Simon Calder, also known as The Man Who Pays His Way, has written about travel for The Independent since 1994. In his weekly opinion column, he explores a key travel question – and what it means for you.
Old Oak Common is a scruffy, ill-defined area at the upper end of the London Borough of Hammersmith and Fulham, adjacent to Wormwood Scrubs – itself ambitiously described as a nature reserve. Old Oak Common is also the name of the west London stop for High Speed 2 (HS2), the conspicuously expensive new line between London Euston and Birmingham. I imagine when the station opens it will be called “West London Parkway”. But it will not move closer to the center of the capital.
For a while on Friday morning, it looked as if the last six miles of the HS2 route from the West Midlands to the capital might be shelved entirely, as the cost of the damaged and delayed project balloons into an undetermined but baffling number of billions. The Chancellor later clarified that the line would be completed all the way to London Euston.
Labour, meanwhile, has vowed to complete the first UK high-speed line to run somewhere other than Kent or France. That includes the leg of Leeds, which the current government scrapped. I will hold Labor to its promise. But regardless of which party is in power when HS2 finally opens, we already know that the line will temporarily end at Old Oak Common.

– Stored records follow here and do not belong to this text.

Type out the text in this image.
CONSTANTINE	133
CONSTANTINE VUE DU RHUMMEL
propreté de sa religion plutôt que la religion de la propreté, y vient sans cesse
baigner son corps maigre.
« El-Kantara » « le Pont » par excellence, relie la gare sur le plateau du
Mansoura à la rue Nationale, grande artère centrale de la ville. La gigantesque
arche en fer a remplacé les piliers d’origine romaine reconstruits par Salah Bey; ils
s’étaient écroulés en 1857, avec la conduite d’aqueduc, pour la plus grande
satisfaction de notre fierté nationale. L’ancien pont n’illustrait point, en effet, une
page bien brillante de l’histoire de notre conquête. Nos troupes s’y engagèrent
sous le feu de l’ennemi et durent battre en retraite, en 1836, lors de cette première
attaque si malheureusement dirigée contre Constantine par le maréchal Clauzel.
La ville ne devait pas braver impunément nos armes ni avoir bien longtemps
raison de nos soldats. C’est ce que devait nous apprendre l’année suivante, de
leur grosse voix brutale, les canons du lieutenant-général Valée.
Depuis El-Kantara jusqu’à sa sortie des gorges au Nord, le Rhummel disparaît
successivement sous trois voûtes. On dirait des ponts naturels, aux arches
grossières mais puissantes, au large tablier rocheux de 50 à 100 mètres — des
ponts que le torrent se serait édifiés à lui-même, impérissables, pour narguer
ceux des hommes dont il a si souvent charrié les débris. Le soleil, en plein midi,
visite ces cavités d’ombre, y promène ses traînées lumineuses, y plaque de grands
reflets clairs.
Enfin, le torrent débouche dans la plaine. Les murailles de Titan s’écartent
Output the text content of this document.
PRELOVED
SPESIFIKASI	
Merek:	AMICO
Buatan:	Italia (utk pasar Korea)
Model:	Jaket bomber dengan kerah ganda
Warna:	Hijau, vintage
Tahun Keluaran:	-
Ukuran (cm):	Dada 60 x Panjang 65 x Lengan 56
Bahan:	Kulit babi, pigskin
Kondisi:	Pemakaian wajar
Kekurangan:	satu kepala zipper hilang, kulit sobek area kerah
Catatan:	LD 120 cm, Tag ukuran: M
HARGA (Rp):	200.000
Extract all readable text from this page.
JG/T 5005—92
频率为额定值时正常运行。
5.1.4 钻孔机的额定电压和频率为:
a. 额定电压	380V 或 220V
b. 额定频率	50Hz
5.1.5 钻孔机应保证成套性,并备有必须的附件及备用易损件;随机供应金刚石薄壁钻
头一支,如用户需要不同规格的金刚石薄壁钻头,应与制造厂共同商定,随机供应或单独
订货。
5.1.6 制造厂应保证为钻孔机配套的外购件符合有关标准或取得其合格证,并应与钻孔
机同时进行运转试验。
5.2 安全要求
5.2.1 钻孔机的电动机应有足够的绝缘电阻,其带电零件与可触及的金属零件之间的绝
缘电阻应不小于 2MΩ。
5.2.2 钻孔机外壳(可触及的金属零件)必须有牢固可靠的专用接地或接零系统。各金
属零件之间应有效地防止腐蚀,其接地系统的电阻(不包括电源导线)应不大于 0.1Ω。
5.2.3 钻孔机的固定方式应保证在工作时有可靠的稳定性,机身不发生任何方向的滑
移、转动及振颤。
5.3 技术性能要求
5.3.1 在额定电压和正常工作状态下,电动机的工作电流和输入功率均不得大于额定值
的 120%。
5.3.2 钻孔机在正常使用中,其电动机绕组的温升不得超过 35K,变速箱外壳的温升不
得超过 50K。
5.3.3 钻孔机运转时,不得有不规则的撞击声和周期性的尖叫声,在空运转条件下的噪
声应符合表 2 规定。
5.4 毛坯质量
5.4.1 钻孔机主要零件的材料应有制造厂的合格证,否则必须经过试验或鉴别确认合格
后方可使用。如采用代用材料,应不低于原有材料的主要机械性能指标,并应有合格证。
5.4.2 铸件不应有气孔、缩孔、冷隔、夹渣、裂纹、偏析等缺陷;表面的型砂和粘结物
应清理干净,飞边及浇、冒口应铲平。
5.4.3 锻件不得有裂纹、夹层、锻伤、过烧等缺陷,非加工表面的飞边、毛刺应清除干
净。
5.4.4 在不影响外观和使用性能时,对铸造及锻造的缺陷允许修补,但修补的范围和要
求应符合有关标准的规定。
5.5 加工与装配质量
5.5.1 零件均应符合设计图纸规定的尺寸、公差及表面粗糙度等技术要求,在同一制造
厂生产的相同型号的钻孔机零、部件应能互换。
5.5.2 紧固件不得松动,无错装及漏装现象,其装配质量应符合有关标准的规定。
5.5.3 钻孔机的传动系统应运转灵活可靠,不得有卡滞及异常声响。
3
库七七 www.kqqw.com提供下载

A skeleton service will appropriately stop just west of Kensal Green cemetery, in a part of northwest London where almost no one wants to be.
Three years ago I wrote: “The current expectation is for a token service of three trains an hour between Old Oak Common and Birmingham Curzon Street, starting some time between 2029 and 2033, with 10 trains an hour from Euston between 2031 and 2036 .”
Since then, start dates have dropped alarmingly, but the long wait for the final miles to Euston will remain.
“Genuinely touching gesture by the government,” tweeted Professor Anand Menon on Friday. “Stay on a bus replacement service from Old Oak common and those northerners who come on HS2 will feel right at home as they approach central London.”
Indeed, the Elizabeth Line—another megaproject that came in years late and billions over budget—will take the brunt. I confidently predicted that whoever has the poisoned chalice as transport secretary when HS2 finally gets rolling will be explaining how wonderful it is to go from a 225mph express to a suburban service from all stations to Essex through central London. But other locations with out-of-town rail stations show how foolish and annoying it is to force intercity travelers to switch to another service to reach the city center.
The French are happy to find stops on high-speed lines rather randomly and then adopt a “Ryanair” approach to place names (Europe’s biggest budget airline has long been ambitious about naming some of its lesser-known airports). The “Aix-en-Provence TGV” is significantly closer to Marseille airport than it is to Cezanne’s hometown.
Some of Australasia’s inter-city stations are equally unhelpful. The Indian-Pacific from Perth to Sydney begins its never-ending journey from a glorified bus station, East Perth Terminal, a good seven miles from the ocean. In Adelaide, the Indian-Pacific meets three other long-distance trains – Ghan, Great Southern and Overland – in the south-eastern suburb of Keswick rather than the handsome city centre. And across New Zealand, the stunning TranzAlpine journey across the South Island from Greymouth via Arthur’s Pass ends gently at Christchurch station – sandwiched between a used car dealership and Tower Junction outside the city’s shopping centre.
The US has pressed the self-destruct button on many of its magnificent stations; to board an express from Detroit to Chicago last summer, I had to take a streetcar several miles north from the heart of the “Motor City” and stand around at a platform stop. Train journeys between cities should not be between suburban areas. Travelers deserve, and demand, better.